Début août je suis allée passer quelques jours chez mon père. Une fois arrivée je me suis retrouvée à discuter avec lui dans la cuisine. Il faisait chaud et j’étais de mauvaise humeur. Je répondais brièvement à ses questions, je n’avais pas particulièrement envie de venir chez lui donc j’étais plutôt énervée et la chaleur n’arrangeait rien. Lui était paisible et souriant, comme toujours. Puis, ma belle-mère a débarqué dans la pièce avec mon petit (demi) frère, Medhi, qui a 4 ans. Le petit s’est alors mis à crier et à taper sur la porte. J’ai soupiré et j’ai trouvé qu’il devenait de plus en plus insupportable. En plus il a 4 ans et il ne dit encore aucun mot de français, il parle un autre langage. J’ai fait savoir à mon père mon agacement. Il m’a alors regardée en souriant et il a dit : « On vient d’apprendre qu’il est autiste... » Je ne sais plus ce que j’ai répondu. Sur le moment je n’ai rien ressenti de particulier. Je me suis juste dit que ça expliquait bien son comportement : le fait qu’il ne parle pas, ses cris et ses fixations.
On est ensuite allé déjeuner sur la terrasse. A la fin du repas, pendant qu’on débarrassait la table, Medhi a attrapé une assiette et a tenté de la balancer mais sa mère l’en a empêché. Le petit a ensuite essayé d’attraper d’autres choses pour les balancer et ma belle-mère a alors fortement élevé la voix. Après s’être fait gronder, Medhi est parti dans le salon et il s’est mis à se cogner la tête contre la porte de l’armoire. Mon père a couru pour l’en empêcher.
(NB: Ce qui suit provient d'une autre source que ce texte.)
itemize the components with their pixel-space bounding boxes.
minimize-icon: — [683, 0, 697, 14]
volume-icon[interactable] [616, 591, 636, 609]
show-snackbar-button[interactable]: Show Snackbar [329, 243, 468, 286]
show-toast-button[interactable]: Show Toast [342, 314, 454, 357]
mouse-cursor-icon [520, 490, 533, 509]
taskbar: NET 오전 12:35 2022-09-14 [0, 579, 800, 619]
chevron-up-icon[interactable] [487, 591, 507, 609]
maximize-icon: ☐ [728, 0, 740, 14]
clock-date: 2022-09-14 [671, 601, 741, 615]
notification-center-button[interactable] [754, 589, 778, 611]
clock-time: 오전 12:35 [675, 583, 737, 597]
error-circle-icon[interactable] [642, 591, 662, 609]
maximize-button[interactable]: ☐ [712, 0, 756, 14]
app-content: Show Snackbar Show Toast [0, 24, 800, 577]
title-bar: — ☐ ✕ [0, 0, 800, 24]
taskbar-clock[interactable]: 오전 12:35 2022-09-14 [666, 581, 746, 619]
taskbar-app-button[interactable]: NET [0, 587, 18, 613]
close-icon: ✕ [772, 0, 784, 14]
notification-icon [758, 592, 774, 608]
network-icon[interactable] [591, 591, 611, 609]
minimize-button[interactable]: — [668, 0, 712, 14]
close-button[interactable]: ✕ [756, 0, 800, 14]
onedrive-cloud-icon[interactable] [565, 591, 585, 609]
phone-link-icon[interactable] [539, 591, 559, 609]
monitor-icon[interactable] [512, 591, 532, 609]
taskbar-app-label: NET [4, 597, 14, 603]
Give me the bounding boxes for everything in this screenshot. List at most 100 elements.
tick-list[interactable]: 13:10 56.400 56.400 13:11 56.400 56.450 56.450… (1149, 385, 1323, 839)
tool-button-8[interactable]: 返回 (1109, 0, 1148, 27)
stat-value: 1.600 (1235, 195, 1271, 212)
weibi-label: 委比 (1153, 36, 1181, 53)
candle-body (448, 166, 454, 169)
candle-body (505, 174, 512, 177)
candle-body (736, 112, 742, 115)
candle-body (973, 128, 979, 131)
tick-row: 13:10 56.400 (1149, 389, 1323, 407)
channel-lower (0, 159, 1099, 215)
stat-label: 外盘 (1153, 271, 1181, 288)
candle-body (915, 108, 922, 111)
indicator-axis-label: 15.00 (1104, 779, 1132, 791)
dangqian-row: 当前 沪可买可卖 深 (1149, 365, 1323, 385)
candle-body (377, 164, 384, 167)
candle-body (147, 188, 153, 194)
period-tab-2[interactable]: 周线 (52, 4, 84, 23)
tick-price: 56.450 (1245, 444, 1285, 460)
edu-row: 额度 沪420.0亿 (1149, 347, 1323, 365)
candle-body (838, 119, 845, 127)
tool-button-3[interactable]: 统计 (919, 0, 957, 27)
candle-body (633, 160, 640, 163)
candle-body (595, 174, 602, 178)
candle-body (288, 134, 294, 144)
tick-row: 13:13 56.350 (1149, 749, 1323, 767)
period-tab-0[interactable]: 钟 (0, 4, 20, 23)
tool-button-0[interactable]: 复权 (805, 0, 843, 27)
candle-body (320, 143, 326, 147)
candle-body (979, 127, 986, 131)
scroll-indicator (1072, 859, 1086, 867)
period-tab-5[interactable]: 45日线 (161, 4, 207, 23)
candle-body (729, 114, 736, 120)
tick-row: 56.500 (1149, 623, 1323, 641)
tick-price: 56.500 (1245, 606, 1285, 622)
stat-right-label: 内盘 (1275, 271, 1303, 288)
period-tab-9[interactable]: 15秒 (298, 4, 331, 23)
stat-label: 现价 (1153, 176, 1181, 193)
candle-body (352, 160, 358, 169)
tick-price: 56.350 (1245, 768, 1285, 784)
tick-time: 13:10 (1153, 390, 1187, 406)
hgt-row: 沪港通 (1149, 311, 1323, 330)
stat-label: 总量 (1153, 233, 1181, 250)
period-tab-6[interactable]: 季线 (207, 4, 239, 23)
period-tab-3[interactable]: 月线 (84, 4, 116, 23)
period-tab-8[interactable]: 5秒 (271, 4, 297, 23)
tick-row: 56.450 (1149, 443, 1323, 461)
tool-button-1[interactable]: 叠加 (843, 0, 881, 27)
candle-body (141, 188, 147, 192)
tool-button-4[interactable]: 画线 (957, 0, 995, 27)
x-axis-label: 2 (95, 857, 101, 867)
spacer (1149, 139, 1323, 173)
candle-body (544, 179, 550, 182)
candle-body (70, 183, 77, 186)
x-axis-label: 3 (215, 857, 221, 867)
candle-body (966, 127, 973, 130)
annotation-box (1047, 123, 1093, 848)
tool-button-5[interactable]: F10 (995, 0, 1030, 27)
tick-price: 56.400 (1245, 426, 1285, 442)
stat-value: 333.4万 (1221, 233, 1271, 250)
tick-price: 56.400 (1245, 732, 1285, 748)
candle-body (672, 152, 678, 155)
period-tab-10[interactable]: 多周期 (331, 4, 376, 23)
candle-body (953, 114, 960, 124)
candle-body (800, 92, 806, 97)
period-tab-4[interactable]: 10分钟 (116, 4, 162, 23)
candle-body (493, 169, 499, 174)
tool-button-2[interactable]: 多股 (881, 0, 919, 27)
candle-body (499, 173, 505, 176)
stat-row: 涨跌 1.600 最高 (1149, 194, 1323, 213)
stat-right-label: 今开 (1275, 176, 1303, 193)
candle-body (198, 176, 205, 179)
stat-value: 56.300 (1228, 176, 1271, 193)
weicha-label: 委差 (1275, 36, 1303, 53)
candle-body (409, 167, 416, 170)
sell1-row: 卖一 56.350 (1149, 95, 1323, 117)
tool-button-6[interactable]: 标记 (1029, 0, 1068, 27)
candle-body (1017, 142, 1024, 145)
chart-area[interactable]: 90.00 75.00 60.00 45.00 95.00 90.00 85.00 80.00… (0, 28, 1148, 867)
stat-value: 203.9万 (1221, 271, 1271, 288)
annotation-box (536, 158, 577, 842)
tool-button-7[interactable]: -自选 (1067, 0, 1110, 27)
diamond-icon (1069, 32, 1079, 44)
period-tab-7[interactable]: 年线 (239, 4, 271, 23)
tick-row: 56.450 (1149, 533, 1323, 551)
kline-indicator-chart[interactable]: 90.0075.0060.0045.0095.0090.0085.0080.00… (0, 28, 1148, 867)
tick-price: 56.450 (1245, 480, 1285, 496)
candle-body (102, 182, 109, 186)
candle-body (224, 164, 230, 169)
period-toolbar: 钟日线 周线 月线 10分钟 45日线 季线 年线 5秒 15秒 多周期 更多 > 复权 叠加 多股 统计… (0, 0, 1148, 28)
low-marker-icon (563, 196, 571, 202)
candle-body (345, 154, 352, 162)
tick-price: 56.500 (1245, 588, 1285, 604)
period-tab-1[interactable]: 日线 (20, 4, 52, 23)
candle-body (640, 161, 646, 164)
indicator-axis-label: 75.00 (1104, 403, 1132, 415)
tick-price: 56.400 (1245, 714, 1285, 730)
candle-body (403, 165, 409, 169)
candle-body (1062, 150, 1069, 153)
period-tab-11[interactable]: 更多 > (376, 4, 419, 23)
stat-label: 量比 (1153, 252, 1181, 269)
Un peu plus tard dans la journée, on buvait du thé et mangeait quelques gâteaux quand il a encore essayé d’attraper des objets sur la table. Le problème est que dès qu’il attrape un objet il le jette ensuite violemment et n’importe où. Epuisée, sa mère s’est vraiment énervée cette fois-ci. Elle lui a dit de monter dans sa chambre. Le petit s’est calmé et il a longuement regardé sa maman, il avait les larmes aux yeux. Puis il est parti en courant monter dans sa chambre.
Ce regard qu’il a eu avant de s’enfuir… Ca m’a tuée.
En fait, il fait des fixations sur les objets. Il les prend et les balance. Parfois, on est forcément obligé de l’en empêcher, comme quand il attrape un verre ou une assiette. Dès qu’on tente de l’arrêter il se met à hurler. Dès qu’on le repousse il va tenter à tout prix de s’emparer d’un autre objet. Il n’y a rien à faire. Tant qu’il n’a pas balancé son objet il pleure et il hurle à en faire peur. Quand il n’atteint pas son objectif il va se cogner la tête contre l’armoire, ou alors il se griffe le visage, comme s’il se punissait.
Quand le petit n’en finit plus d’hurler et de pleurer, mon père le prend, il l’attache dans son siège auto et ils partent faire un tour en voiture. Parfois ils s’arrêtent pour marcher un peu dans la forêt.
Etre en voiture le calme immédiatement. Un peu avant que mon père me ramène chez ma mère Medhi était dans un état pas possible. Mon père l’a alors pris avec nous dans la voiture. Dès qu’il l'a installé à l’arrière le petit s’est transformé. Il est resté silencieux pendant tout le voyage. Il paraissait apaisé.
D’ailleurs à chaque fois que mon père propose de sortir ou de prendre la voiture Medhi court tout de suite vers la porte d’entrée avec enthousiasme.
Pendant ces quelques jours j’ai bien vu que c’était épuisant de s’occuper de lui. Mon père reste cependant souriant et détendu, ma belle-mère a tendance à perdre un peu plus vite patience, et je la comprends.
Je suis triste en pensant à Medhi, et mon cœur se serre encore plus fort quand je pense à mon père.